Back in the days before the electronic era, when one made an investment, they were issued with a paper certificate or a note of some sort. These served as documentation of the investment they made and as well detailed the terms of the investment. These paper certificates or notes actually served as proof of the investment made in the venture and as well they were as well known as securities. These could be sold and bought just in the same manner that we buy and sell stocks, bonds and shares of the various funds we have today.

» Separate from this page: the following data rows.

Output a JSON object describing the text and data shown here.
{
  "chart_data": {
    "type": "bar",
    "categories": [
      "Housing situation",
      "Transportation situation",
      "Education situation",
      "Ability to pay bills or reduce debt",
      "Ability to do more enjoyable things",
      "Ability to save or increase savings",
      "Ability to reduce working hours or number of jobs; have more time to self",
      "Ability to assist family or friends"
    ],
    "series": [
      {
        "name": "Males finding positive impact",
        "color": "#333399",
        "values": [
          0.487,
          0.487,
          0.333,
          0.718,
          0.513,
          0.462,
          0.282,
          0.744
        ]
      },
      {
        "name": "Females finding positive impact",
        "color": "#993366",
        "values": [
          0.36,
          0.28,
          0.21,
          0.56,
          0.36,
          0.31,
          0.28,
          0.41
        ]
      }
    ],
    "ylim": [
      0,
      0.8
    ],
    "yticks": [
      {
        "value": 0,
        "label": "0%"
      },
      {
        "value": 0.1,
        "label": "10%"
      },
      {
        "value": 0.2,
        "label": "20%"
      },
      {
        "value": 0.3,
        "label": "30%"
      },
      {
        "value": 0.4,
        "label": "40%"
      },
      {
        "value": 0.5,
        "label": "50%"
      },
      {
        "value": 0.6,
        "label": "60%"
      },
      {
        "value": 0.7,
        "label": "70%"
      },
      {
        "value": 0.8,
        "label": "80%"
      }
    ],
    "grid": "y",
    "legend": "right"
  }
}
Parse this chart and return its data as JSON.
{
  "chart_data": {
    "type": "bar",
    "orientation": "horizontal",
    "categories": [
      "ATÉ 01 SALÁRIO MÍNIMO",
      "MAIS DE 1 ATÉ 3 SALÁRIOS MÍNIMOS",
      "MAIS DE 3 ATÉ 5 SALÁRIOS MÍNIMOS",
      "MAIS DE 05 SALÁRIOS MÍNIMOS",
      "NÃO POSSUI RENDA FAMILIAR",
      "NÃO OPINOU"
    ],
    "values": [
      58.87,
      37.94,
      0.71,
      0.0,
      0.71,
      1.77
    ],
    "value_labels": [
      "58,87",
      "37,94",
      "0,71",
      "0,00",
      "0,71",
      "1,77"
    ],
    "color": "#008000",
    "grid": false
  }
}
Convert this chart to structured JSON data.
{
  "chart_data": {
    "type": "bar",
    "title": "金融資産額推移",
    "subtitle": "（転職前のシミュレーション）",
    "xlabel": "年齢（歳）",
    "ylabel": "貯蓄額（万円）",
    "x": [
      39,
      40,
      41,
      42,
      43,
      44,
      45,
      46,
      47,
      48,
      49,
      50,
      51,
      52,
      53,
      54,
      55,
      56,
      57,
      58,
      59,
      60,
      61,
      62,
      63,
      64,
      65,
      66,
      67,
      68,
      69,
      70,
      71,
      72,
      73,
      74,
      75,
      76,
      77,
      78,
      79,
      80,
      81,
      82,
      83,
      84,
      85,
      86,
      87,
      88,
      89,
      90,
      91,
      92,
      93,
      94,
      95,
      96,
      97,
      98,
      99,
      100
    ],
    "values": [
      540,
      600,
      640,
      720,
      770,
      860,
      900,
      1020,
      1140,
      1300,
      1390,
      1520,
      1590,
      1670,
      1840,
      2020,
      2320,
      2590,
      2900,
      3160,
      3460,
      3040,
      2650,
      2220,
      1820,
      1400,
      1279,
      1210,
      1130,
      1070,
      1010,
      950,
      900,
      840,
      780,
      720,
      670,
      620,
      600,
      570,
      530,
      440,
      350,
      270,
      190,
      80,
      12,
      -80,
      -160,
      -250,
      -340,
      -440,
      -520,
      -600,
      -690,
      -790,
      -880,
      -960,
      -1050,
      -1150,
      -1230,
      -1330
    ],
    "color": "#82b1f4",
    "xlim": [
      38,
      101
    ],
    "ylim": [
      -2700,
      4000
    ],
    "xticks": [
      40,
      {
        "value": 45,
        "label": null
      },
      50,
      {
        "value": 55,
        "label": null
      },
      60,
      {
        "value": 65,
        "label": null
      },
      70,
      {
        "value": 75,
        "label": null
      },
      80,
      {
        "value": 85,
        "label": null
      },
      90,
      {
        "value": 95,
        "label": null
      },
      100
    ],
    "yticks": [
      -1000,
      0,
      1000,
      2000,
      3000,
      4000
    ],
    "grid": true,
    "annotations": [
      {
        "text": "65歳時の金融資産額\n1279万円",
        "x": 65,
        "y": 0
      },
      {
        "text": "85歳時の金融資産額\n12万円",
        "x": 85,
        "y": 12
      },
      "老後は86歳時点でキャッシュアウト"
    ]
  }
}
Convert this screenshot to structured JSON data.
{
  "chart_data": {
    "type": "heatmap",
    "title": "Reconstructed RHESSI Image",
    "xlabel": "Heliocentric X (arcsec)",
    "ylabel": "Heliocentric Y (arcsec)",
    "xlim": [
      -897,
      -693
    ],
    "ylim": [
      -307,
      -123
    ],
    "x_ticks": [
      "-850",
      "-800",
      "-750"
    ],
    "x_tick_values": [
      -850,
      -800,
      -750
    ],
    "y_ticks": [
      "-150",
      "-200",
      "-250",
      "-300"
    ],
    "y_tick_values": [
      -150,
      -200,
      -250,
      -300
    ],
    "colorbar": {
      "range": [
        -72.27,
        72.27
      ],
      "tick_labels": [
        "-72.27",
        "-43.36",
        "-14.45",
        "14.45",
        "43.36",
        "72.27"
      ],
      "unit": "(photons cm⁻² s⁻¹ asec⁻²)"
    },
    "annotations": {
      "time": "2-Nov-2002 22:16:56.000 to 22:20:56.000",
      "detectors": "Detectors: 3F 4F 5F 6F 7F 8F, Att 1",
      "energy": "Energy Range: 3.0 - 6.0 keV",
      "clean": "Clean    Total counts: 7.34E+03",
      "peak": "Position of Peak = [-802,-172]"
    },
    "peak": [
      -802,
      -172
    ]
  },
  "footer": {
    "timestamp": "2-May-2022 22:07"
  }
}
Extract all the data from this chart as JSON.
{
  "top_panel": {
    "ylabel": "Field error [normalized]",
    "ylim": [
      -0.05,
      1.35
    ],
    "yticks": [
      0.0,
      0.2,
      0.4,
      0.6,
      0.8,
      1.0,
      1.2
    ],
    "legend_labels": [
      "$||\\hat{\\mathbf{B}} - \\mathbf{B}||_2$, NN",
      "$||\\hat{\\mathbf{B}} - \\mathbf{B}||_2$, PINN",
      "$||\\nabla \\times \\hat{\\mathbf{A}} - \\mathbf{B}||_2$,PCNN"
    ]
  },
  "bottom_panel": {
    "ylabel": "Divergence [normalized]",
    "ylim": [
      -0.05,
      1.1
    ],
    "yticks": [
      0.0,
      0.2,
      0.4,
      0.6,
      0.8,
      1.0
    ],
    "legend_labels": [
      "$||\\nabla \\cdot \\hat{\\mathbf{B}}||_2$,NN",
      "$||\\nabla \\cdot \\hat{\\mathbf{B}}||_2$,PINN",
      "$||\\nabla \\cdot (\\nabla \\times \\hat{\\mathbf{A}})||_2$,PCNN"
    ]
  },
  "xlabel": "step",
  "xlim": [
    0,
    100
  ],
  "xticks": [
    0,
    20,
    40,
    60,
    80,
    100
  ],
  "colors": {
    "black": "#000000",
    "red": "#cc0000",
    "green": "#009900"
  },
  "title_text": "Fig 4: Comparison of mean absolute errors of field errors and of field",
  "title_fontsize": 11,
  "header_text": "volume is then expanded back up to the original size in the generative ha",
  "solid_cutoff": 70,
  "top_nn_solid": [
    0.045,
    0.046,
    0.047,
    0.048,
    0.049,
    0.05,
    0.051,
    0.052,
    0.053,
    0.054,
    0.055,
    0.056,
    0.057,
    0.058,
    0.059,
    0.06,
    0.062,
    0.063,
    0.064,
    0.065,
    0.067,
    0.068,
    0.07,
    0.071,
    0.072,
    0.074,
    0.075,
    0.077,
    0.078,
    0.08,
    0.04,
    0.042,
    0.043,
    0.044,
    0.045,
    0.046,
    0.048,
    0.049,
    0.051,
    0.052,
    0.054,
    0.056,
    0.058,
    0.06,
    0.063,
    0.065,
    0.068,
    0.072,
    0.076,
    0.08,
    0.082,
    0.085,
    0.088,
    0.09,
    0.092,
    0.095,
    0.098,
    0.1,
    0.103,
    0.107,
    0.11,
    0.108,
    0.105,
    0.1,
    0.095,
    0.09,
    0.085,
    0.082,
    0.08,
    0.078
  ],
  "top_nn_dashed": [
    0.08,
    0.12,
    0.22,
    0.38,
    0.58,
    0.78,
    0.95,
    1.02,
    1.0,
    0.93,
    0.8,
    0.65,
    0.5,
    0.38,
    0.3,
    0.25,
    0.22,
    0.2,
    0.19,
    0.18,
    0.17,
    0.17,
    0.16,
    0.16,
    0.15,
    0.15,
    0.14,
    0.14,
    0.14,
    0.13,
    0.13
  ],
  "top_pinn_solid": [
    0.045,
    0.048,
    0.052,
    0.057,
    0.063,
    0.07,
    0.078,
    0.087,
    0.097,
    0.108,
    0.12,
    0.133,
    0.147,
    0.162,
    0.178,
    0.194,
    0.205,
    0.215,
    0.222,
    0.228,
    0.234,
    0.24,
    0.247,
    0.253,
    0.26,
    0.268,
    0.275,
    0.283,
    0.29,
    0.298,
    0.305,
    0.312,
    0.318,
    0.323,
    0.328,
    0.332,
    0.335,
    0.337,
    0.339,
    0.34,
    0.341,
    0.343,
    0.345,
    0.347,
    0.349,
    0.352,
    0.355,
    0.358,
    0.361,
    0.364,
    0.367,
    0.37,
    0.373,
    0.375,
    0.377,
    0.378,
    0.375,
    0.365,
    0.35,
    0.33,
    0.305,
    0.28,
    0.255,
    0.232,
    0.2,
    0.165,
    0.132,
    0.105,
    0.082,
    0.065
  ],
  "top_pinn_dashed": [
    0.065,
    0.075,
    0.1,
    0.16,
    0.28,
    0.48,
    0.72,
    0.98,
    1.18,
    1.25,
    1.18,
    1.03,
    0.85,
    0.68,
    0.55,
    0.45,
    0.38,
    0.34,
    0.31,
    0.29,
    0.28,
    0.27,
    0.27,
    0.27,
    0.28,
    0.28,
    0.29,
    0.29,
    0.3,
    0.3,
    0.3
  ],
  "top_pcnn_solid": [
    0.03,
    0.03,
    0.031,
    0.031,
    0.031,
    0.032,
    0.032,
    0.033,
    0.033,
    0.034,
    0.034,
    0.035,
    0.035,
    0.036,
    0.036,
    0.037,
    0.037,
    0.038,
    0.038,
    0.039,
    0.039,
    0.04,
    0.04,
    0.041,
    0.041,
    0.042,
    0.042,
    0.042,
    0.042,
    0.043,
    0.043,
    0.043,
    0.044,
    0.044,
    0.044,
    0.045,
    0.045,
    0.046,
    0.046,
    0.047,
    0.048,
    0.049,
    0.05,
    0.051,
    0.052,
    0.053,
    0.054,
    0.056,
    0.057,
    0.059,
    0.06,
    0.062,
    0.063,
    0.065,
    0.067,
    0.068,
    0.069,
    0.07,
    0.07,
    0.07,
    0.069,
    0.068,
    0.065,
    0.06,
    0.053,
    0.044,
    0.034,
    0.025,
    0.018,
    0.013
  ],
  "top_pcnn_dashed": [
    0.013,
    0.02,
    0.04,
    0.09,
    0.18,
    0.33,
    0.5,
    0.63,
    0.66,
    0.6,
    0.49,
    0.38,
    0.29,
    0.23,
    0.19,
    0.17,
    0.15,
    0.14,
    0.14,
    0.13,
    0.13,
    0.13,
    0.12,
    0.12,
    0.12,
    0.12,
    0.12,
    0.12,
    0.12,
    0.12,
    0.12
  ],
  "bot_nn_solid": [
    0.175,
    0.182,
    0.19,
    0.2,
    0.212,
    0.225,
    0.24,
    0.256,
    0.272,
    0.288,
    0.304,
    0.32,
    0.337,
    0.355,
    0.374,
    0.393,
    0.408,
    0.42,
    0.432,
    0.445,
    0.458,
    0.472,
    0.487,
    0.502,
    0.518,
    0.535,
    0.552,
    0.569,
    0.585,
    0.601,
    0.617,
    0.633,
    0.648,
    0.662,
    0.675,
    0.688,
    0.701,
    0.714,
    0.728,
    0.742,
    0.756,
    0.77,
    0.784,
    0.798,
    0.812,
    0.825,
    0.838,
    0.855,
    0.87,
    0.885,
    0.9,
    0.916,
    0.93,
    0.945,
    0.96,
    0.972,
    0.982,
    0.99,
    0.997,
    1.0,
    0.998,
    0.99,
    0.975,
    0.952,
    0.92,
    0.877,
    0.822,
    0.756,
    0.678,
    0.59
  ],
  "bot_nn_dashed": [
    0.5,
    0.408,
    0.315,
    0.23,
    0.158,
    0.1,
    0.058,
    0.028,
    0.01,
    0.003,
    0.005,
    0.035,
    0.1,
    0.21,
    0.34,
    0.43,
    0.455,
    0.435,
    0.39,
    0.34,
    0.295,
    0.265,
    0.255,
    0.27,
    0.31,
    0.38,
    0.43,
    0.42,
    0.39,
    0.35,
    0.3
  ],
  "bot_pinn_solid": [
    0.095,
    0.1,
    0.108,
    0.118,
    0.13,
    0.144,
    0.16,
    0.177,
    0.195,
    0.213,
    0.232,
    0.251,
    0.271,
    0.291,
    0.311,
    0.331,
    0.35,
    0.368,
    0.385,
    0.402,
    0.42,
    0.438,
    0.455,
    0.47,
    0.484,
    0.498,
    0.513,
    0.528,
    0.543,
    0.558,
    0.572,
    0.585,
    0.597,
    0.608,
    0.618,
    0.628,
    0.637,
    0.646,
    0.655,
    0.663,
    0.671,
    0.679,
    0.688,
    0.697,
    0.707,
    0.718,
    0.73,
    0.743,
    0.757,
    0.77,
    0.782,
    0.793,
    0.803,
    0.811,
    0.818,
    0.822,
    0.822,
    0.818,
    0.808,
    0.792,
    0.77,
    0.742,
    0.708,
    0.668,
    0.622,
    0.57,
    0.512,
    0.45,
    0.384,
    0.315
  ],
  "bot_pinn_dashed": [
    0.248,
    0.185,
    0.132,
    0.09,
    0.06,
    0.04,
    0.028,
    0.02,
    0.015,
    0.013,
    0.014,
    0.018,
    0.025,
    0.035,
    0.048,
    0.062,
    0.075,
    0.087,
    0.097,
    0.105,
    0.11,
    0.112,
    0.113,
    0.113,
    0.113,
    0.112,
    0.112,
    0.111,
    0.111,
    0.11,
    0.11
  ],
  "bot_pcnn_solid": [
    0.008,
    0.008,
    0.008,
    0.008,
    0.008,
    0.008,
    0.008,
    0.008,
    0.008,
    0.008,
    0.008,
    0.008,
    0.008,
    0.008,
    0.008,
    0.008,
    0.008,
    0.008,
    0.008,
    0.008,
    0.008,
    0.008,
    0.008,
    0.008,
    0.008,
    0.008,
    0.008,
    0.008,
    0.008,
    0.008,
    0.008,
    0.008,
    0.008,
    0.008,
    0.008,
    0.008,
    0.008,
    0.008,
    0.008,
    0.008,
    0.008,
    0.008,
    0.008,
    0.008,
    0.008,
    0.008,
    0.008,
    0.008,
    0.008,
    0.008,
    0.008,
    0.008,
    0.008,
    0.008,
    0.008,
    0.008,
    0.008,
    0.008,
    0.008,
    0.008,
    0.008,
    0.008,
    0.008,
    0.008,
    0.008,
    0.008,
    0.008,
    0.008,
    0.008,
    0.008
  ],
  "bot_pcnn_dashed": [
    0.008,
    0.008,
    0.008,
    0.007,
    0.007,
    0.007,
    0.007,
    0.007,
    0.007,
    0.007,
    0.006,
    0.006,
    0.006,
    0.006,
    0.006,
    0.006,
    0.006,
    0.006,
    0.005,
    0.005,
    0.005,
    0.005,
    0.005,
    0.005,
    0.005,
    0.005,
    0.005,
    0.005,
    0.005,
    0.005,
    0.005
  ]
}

Fast forward to this day and we have the term “securities”. By and large, today when we talk of securities, we see this term being used in reference to any other form of a negotiable financial instrument, be it stocks, bonds, the options contract or shares of a mutual fund. This may somehow still sound mind boggling and as such it may be advisable for you to consider thinking of the term “securities” to be interchangeable in use with “investment” and the “securities market” to be equally interchangeable with the “capital market” or simply “the market”. Looking at securities, these generally fall into three main groups. The main and broad categories into which securities fall into are such as; the debt securities, the equity securities and the derivative securities.
Debt securities can as well be referred to as the bonds. When a business goes for borrowing for it to grow and expand its operations, they will in most cases borrow through a ban, the traditional means for borrowing. As a result of the fact that banks as well are not ready to take so much risk, they will have some limits on the much that they will be ready and willing to advance a business as a loan. For the additional amounts, a business may then be forced to go to the capital markets and issue a debt security referred to as a bond. Now, as an investor, when you buy a bond, you are basically lending money to a company and they owe it back to you. The company as well must pay you the interest on the amount of the bond and this is what you earn as proceeds from the investment.
The other category of securities we have are the equity securities which are as well known as the stocks. These come in when a business takes on more investors for its growth plans and expansion where they can find the private investors or go to the capital markets and issue securities in the form of the publicly traded shares or stocks.